It’s 50 years since A Clockwork Orange, Anthony Burgess’ seminal dystopian novel, was published.
If utopia is a destination that humankind is always setting sail for but never arriving at (with the opposite brand of futurology it is more difficult to say where they are hoping to get to), do writers of a dystopian frame of mind write to warn us of the perils of the direction that society seems to be heading? And if so, do they then feel legitimised when the future turns out to be as bad as they have anticipated?
Orwell did live long enough to see the state expand, suffocate civil society and tyrannise the population. But that was the Soviet Union. In the case of Britain, it might be argued that he was wrong – the problem lay with the potency of the ideological state apparatus and its ability to assimilate dissent, diminish critical thinking and frustrate meaningful democratic participation.
I’m not sure how far Anthony Burgess was engaged with these political possibilities when he came to write A Clockwork Orange in the early 1960s. It was, as is well known, something he wrote quickly to help pay the bills in the event of what he thought was his impending death. He had observed, both in England and in the Soviet Union, the developing youth culture. He wanted to capture the energy, danger and bravado that went with being young, but he did not want the book to be out of date before it was even published. So it was set in the future and the characters spoke an argot of the two most powerful languages of the day: Russian and Anglo-Saxon. Perhaps it was this linguistic masterstroke as well as Stanley Kubrick’s film of 1972, that guaranteed the book notoriety.
Of course notoriety is not necessarily prescience. However, one can’t help feeling that Burgess’ invention of a muscular new vocabulary remains a significant achievement that guarantees the future status of the book and also reminds us that our relationship to our ever-changing language is our primary way of knowing and representing our world. In this regard it might be said that Burgess was well ahead of the times. The anti-hero speaks directly to us. His question, “What’s it going to be then, eh?” becomes increasingly enticing. Well before the 21st chapter we are complicit in Alex’s terrible actions.
The novella takes on an increasingly contemporary look, with the moral argument eclipsing the narrative in significance and range. It’s as if Alex and not the author is in dialogue with us, the readers. This dialogue or conversation became increasingly difficult for Burgess to control, especially after the film. A Clockwork Orange had escaped the intentions of Burgess well before the later, much publicised death of the author.
Prescience comes in many ways. One could mention Burgess’ suggestion in passing that civil society in the future will be largely privatised and transfixed by the blue lights of media entertainment.

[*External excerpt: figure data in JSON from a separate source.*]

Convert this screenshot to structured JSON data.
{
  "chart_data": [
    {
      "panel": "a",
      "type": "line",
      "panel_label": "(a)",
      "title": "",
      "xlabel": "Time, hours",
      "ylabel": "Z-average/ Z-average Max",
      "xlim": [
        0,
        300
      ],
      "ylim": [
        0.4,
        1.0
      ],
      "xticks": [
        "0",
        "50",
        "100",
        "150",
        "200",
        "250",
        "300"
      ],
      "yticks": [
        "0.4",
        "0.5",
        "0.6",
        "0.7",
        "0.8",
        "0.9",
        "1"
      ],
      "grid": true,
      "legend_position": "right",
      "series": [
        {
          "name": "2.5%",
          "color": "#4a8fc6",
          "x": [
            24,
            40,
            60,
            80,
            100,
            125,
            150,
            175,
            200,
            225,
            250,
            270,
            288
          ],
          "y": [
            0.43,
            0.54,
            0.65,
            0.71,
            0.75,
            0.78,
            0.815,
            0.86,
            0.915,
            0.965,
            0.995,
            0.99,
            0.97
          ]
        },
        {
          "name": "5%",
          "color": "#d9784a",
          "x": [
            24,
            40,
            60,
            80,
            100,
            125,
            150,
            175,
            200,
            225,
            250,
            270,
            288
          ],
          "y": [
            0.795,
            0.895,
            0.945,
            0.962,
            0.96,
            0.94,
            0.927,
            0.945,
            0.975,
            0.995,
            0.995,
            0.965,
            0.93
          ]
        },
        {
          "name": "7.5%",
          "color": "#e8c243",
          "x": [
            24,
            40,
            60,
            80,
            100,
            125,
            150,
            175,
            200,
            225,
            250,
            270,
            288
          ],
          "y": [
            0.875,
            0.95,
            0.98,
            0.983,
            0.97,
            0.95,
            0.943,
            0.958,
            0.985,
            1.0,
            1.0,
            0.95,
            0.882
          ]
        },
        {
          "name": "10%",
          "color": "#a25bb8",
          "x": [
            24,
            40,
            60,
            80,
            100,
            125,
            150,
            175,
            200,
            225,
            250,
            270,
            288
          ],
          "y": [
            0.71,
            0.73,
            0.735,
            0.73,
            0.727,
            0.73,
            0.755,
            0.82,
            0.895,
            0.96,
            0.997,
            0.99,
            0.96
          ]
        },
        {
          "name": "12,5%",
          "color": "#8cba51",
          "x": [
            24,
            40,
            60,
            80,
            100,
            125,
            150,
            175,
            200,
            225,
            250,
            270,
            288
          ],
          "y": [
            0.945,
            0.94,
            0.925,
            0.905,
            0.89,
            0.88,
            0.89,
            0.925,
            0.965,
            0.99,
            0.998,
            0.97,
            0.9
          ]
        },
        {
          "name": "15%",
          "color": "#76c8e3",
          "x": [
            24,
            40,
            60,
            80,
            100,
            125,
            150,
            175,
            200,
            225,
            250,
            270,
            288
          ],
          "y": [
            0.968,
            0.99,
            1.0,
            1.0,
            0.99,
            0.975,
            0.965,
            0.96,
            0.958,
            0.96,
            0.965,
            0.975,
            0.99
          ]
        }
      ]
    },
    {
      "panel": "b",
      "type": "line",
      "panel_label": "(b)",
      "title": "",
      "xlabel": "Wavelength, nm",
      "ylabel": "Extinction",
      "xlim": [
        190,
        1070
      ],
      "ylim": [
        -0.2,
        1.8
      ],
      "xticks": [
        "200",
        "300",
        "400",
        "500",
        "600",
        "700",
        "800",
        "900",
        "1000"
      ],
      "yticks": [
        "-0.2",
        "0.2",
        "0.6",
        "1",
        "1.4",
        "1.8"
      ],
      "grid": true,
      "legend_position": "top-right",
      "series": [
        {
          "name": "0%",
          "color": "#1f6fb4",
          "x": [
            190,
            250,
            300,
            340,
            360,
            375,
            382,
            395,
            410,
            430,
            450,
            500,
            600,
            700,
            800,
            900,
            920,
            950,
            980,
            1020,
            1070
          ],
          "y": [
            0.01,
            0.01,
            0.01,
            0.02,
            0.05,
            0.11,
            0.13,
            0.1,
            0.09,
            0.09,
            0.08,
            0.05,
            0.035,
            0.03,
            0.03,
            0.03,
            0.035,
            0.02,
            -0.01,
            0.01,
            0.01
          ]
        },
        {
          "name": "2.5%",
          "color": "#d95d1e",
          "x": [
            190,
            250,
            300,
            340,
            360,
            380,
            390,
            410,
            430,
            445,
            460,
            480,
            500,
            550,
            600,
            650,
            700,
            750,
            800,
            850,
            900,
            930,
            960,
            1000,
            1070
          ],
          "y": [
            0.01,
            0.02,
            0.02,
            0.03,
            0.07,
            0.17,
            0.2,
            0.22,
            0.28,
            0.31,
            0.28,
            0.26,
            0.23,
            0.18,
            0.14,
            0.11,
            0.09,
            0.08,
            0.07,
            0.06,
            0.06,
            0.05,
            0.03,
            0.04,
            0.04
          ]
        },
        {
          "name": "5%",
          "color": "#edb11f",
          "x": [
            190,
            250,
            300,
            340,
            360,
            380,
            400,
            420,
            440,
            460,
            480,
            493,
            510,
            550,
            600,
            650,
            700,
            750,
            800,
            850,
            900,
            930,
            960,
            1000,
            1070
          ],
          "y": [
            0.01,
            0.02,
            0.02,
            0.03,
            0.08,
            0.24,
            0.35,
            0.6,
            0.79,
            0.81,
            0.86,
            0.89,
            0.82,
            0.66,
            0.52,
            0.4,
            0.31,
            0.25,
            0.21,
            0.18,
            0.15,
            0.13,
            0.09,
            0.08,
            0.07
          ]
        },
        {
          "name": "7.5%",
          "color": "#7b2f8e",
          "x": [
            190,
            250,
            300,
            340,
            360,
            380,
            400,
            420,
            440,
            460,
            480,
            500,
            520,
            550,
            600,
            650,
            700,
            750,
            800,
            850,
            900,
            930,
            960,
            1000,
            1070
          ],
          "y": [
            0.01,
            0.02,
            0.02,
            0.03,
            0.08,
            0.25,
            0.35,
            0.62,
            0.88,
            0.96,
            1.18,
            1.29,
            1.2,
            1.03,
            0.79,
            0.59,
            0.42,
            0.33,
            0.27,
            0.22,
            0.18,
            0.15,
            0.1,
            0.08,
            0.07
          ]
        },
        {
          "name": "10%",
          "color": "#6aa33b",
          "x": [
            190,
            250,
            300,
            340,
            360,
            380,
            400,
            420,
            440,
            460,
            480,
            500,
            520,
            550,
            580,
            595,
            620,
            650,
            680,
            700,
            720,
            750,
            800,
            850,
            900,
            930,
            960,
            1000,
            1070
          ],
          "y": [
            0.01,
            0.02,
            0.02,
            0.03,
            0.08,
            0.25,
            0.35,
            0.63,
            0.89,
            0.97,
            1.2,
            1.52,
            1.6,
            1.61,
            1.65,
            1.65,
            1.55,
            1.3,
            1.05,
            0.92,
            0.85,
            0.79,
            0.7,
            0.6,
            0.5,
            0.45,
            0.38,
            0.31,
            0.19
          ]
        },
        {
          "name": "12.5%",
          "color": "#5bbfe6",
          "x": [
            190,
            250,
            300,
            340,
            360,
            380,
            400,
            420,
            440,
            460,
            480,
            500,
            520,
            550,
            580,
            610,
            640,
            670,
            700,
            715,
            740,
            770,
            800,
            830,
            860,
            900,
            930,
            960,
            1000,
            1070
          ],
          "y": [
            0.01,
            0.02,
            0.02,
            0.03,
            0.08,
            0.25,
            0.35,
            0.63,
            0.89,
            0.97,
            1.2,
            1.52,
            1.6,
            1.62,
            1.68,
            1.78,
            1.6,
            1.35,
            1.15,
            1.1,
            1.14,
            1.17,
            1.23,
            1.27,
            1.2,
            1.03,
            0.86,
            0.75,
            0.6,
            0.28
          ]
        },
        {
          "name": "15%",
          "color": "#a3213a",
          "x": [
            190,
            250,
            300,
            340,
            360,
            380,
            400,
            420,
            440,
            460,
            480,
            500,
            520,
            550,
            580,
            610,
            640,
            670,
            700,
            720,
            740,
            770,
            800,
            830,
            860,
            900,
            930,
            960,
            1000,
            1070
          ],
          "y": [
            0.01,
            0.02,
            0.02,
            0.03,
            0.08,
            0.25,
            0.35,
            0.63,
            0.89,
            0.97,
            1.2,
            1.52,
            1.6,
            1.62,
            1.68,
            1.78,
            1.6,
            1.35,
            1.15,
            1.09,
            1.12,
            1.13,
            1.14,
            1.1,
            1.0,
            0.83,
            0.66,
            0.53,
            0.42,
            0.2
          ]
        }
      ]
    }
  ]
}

And the blue lights of the police force look less like the helpful bobbies of Dixon of Dock Green and more like our contemporary police force – brutal when they feel like it and corruptible when the offer is there.
More prescience from Burgess comes with his wider argument: is it better to be evil of our own volition or more preferable that the state forces us to do good? In Burgess’ hands this old Rousseauesque argument gets a religious gloss. Civilisation and all her minions are frauds; progress is a sham. Let the individual stand before a just and forgiving God. Redemption is just a prayer away – not that Alex is the praying kind. I guess the prescience here lies with Burgess’ determination to remind us that as individuals we shuffle off our rights and responsibilities to the state at our peril.
Fifty years since its publication, A Clockwork Orange still has the power to disturb us; to remind us that we might not be so settled on a theory of punishment when we see the consequences of that theory laid out before us; or that our bourgeois defence of art, and the power to shock, may require modification in the light of humankind’s continued enthusiasm for maiming and killing others. And perhaps this remains the most chillingly accurate bit of Burgess futurology. In A Clockwork Orange Burgess predicts a world of violence and much of this is visited upon women. Women are beaten and raped, women are taken hostage, young girls are raped and women are killed. In 1962 this must have read as very shocking indeed, but it turns out, 50 years later, that Burgess was right – the world is arguably a far less safe place for women now than it was then. Alex, and men, remain a problem.